I want to fight for a better world, and I can’t believe there are people who want to shut us up. I have a right to be angry. As long as there are inequalities, I have a right to be angry. Feminism is about equality, not about men bashing – though men are mostly the reason of those inequalities, and are pretty fine with it. Feminism is about giving women – all women – the same rights as men and especially white allocishet men. It’s not about giving women more rights than men. It’s also about raising awareness on those inequalities and solve them. I can’t believe this is the 21st century and people still don’t know that.

In the light of Simone Veil’s recent passing away, I also wanted to comment on something I have seen going around on social media. In case you didn’t know, who Simone Veil is, she is a French politician and activist who fought for women’s right to abortion. And another important fact about her is that she was deported in a concentration camp during World War II as a child, and came back. She was an amazing woman.
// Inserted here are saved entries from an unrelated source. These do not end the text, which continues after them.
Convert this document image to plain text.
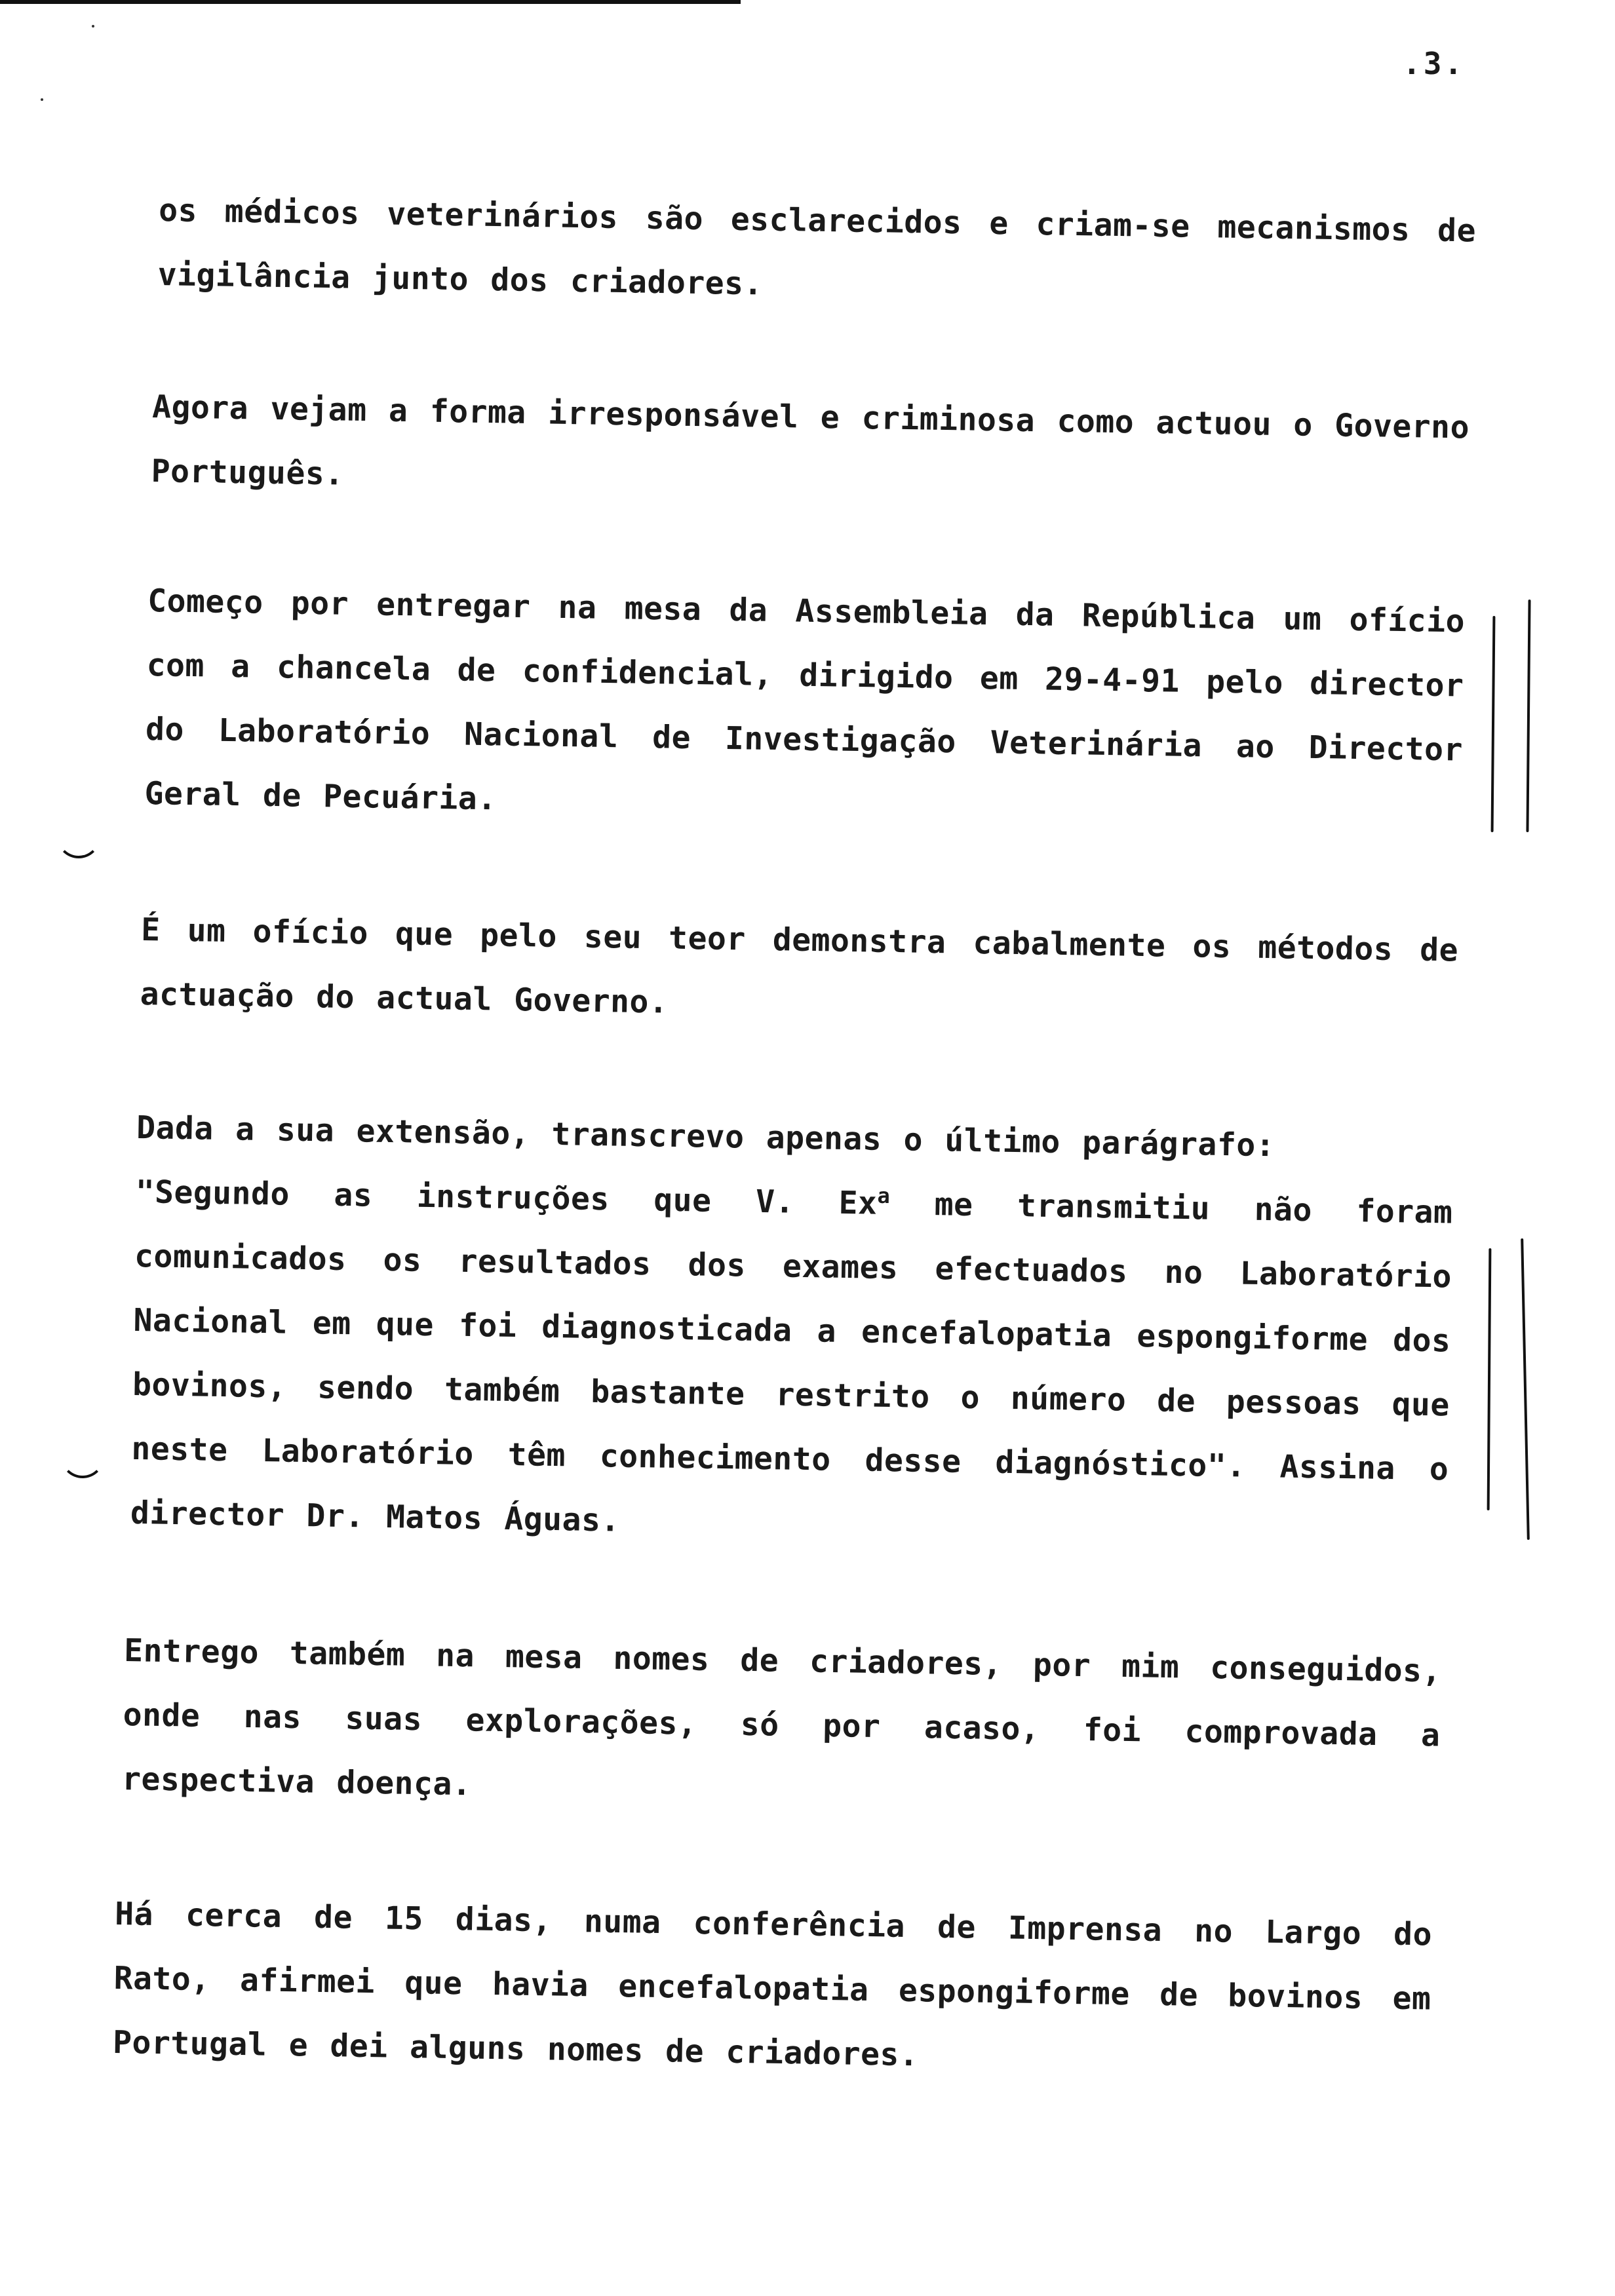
.3.
os médicos veterinários são esclarecidos e criam-se mecanismos de vigilância junto dos criadores.
Agora vejam a forma irresponsável e criminosa como actuou o Governo Português.
Começo por entregar na mesa da Assembleia da República um ofício com a chancela de confidencial, dirigido em 29-4-91 pelo director do Laboratório Nacional de Investigação Veterinária ao Director Geral de Pecuária.
É um ofício que pelo seu teor demonstra cabalmente os métodos de actuação do actual Governo.
Dada a sua extensão, transcrevo apenas o último parágrafo:
"Segundo as instruções que V. Ex$^a$ me transmitiu não foram comunicados os resultados dos exames efectuados no Laboratório Nacional em que foi diagnosticada a encefalopatia espongiforme dos bovinos, sendo também bastante restrito o número de pessoas que neste Laboratório têm conhecimento desse diagnóstico". Assina o director Dr. Matos Águas.
Entrego também na mesa nomes de criadores, por mim conseguidos, onde nas suas explorações, só por acaso, foi comprovada a respectiva doença.
Há cerca de 15 dias, numa conferência de Imprensa no Largo do Rato, afirmei que havia encefalopatia espongiforme de bovinos em Portugal e dei alguns nomes de criadores.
She passed away recently, and people again couldn’t help but saying abortion was horrible, but that’s not even what I wanted to discuss. Abortion should be a right, and should be up to a woman’s choice.

What I wanted to discuss is the fact that people were dissing on contemporary feminism, and how much Veil would be ashamed of us. And they were saying that it was better in the past, and that we were aggressive for no reason. I already have listed some of my reasons above. And the feminist movement always had to be violent, at least to some extent, and one of the best exemples for this is probably the Suffragettes movement, which happened a century ago. We just use different means because it’s a different era. And once again, we have a right to be angry. I’m not sure whether it’s a good thing or not, but it’s a fact: you need to scream to make your voice be heard in this world. There’s still a lot to do, and we need to fight, because otherwise there’s no way we’ll be heard. Honestly I can’t believe French people still don’t see that. We got democracy through a revolution. Women at least have a right to be angry that we still don’t have the same rights as men.

And in today’s era, social media is one of the means we have to do that, and we’re not going to be ashamed of it, and we’re not going to stop. It just makes sense, and it’s efficient (and that’s probably why it annoys some people). Social media is one mean among others to be heard, and of course we’re going to take our fight there, just like the Suffragettes took it to the streets. This was a century ago. You can’t compare it to our fight today.

Before I end this article, I know that I am also priviledged, as a young white woman living in Europe. And I recognize that there are many more women who suffer these inequalities more than I do. And I want to fight for them.


Lorde made an excellent point about feminism not too long ago (you can watch it here) and I think she’s absolutely right. Honestly, these words are so inspirational, I’m going to try to be more like her when it comes to this. And still fight for it.

And if you want to educate yourself about feminism, I definitely recommend We Should All Be Feminists by Chimamanda Ngozi Adichie, both the TED Talk and the booklet.